Kendati berada jauh dari lokasi kejadian, Pastor Damianus Fadjar Tedjo Soekarno turut merasakan dampak tragedi tersebut. “(Selama beberapa hari) Saya harus keliling ke-18 stasi, mulai dari pukul sepuluh pagi, dan kembali ke pastoran sekitar pukul dua atau tiga dini hari, di mana saling menguatkan dan meneguhkan umat,” kenangnya.

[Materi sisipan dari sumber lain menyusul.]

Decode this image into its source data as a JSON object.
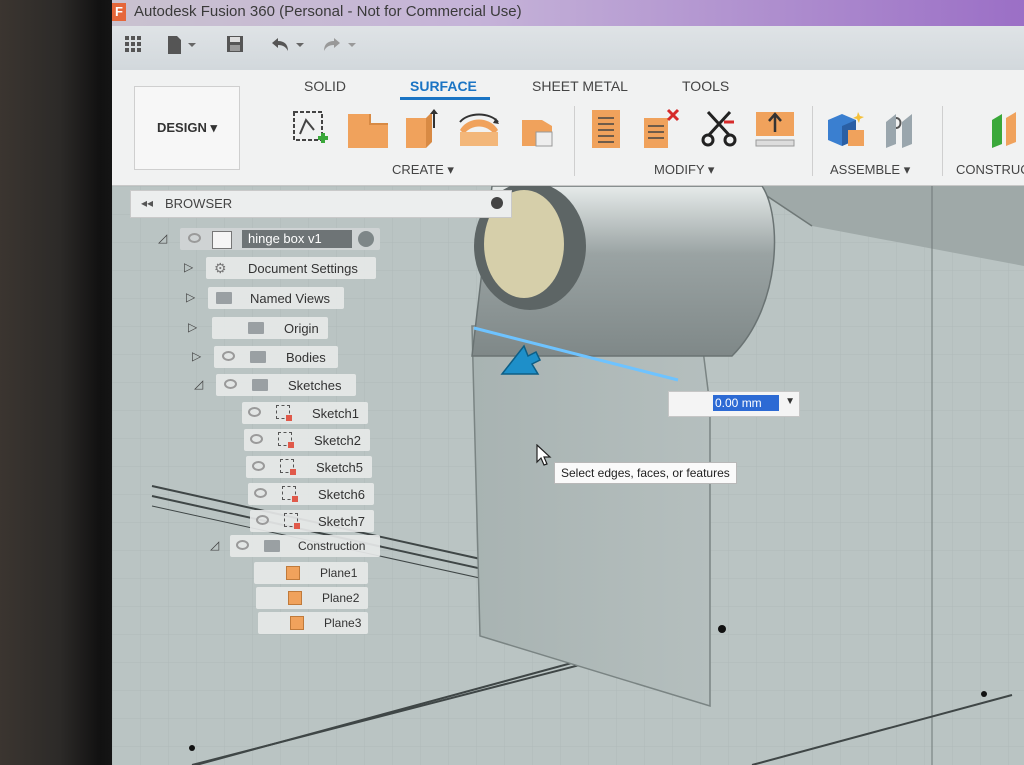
{
  "window": {
    "title": "Autodesk Fusion 360 (Personal - Not for Commercial Use)",
    "badge": "F"
  },
  "ribbon": {
    "workspace": "DESIGN ▾",
    "tabs": [
      {
        "label": "SOLID"
      },
      {
        "label": "SURFACE",
        "active": true
      },
      {
        "label": "SHEET METAL"
      },
      {
        "label": "TOOLS"
      }
    ],
    "groups": {
      "create": "CREATE ▾",
      "modify": "MODIFY ▾",
      "assemble": "ASSEMBLE ▾",
      "construct": "CONSTRUC"
    }
  },
  "browser": {
    "title": "BROWSER",
    "root": "hinge box v1",
    "items": {
      "document_settings": "Document Settings",
      "named_views": "Named Views",
      "origin": "Origin",
      "bodies": "Bodies",
      "sketches": "Sketches",
      "sketch1": "Sketch1",
      "sketch2": "Sketch2",
      "sketch5": "Sketch5",
      "sketch6": "Sketch6",
      "sketch7": "Sketch7",
      "construction": "Construction",
      "plane1": "Plane1",
      "plane2": "Plane2",
      "plane3": "Plane3"
    }
  },
  "dimension_input": {
    "value": "0.00 mm"
  },
  "tooltip": {
    "text": "Select edges, faces, or features"
  },
  "colors": {
    "accent": "#1a74c4",
    "tool_orange": "#f0a25c",
    "selection": "#2d6ad4"
  }
}
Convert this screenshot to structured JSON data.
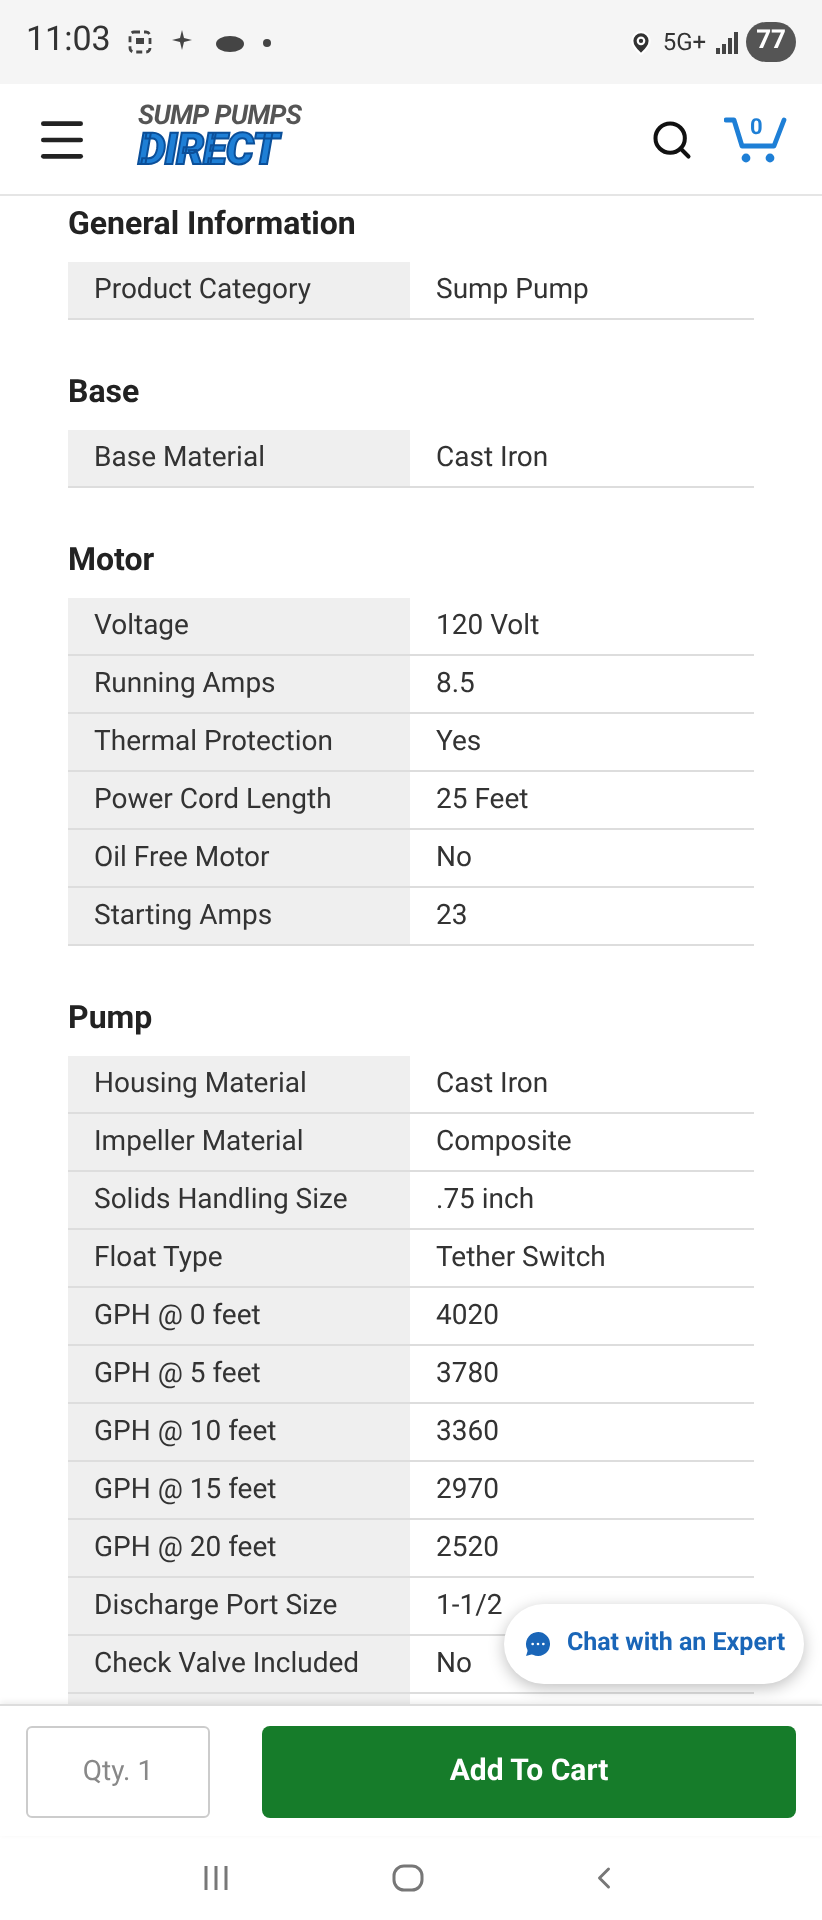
{
  "status_bar": {
    "time": "11:03",
    "network": "5G+",
    "battery": "77"
  },
  "header": {
    "logo_top": "SUMP PUMPS",
    "logo_bottom": "DIRECT",
    "cart_count": "0"
  },
  "sections": [
    {
      "title": "General Information",
      "rows": [
        {
          "label": "Product Category",
          "value": "Sump Pump"
        }
      ]
    },
    {
      "title": "Base",
      "rows": [
        {
          "label": "Base Material",
          "value": "Cast Iron"
        }
      ]
    },
    {
      "title": "Motor",
      "rows": [
        {
          "label": "Voltage",
          "value": "120 Volt"
        },
        {
          "label": "Running Amps",
          "value": "8.5"
        },
        {
          "label": "Thermal Protection",
          "value": "Yes"
        },
        {
          "label": "Power Cord Length",
          "value": "25 Feet"
        },
        {
          "label": "Oil Free Motor",
          "value": "No"
        },
        {
          "label": "Starting Amps",
          "value": "23"
        }
      ]
    },
    {
      "title": "Pump",
      "rows": [
        {
          "label": "Housing Material",
          "value": "Cast Iron"
        },
        {
          "label": "Impeller Material",
          "value": "Composite"
        },
        {
          "label": "Solids Handling Size",
          "value": ".75 inch"
        },
        {
          "label": "Float Type",
          "value": "Tether Switch"
        },
        {
          "label": "GPH @ 0 feet",
          "value": "4020"
        },
        {
          "label": "GPH @ 5 feet",
          "value": "3780"
        },
        {
          "label": "GPH @ 10 feet",
          "value": "3360"
        },
        {
          "label": "GPH @ 15 feet",
          "value": "2970"
        },
        {
          "label": "GPH @ 20 feet",
          "value": "2520"
        },
        {
          "label": "Discharge Port Size",
          "value": "1-1/2"
        },
        {
          "label": "Check Valve Included",
          "value": "No"
        },
        {
          "label": "",
          "value": ""
        }
      ]
    }
  ],
  "chat_button": {
    "label": "Chat with an Expert"
  },
  "quantity": {
    "placeholder": "Qty. 1"
  },
  "add_to_cart": {
    "label": "Add To Cart"
  }
}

Ia masih frater saat kerusuhan terjadi di kota kecil di ujung Pulau Jawa itu. Ia sedang menjalani Tahun Orientasi Pastoral di Paroki St. Maria Ratu Damai Lumajang. Paroki itu berada sekitar 130 kilo meter di sebelah selatan Gereja Situbondo.

Meninggalkan Kenyamanan
Tragedi kelam tersebut, diakui Romo Fadjar, sapaannya, membawa duka, takut, dan panik umat. Namun, di sisi lain, peristiwa itu juga meneguhkan panggilan serta misinya untuk memperkenalkan Gereja kepada masyarakat sekitar. “Tentu banyak faktor gereja dibakar. Tapi bagi saya, Gereja perlu keluar, mendekatkan diri pada kearifan dan budaya lokal, agama dan kepercayaan lain, manusia dan alam semesta, dan mewujudkan budaya damai,” ujarnya, ketika menjadi narasumber pada Hari Studi Konferensi Waligereja Indonesia, di Bumi Silih Asih Kantor Keuskupan Bandung, Jawa Barat, Selasa, 5/11.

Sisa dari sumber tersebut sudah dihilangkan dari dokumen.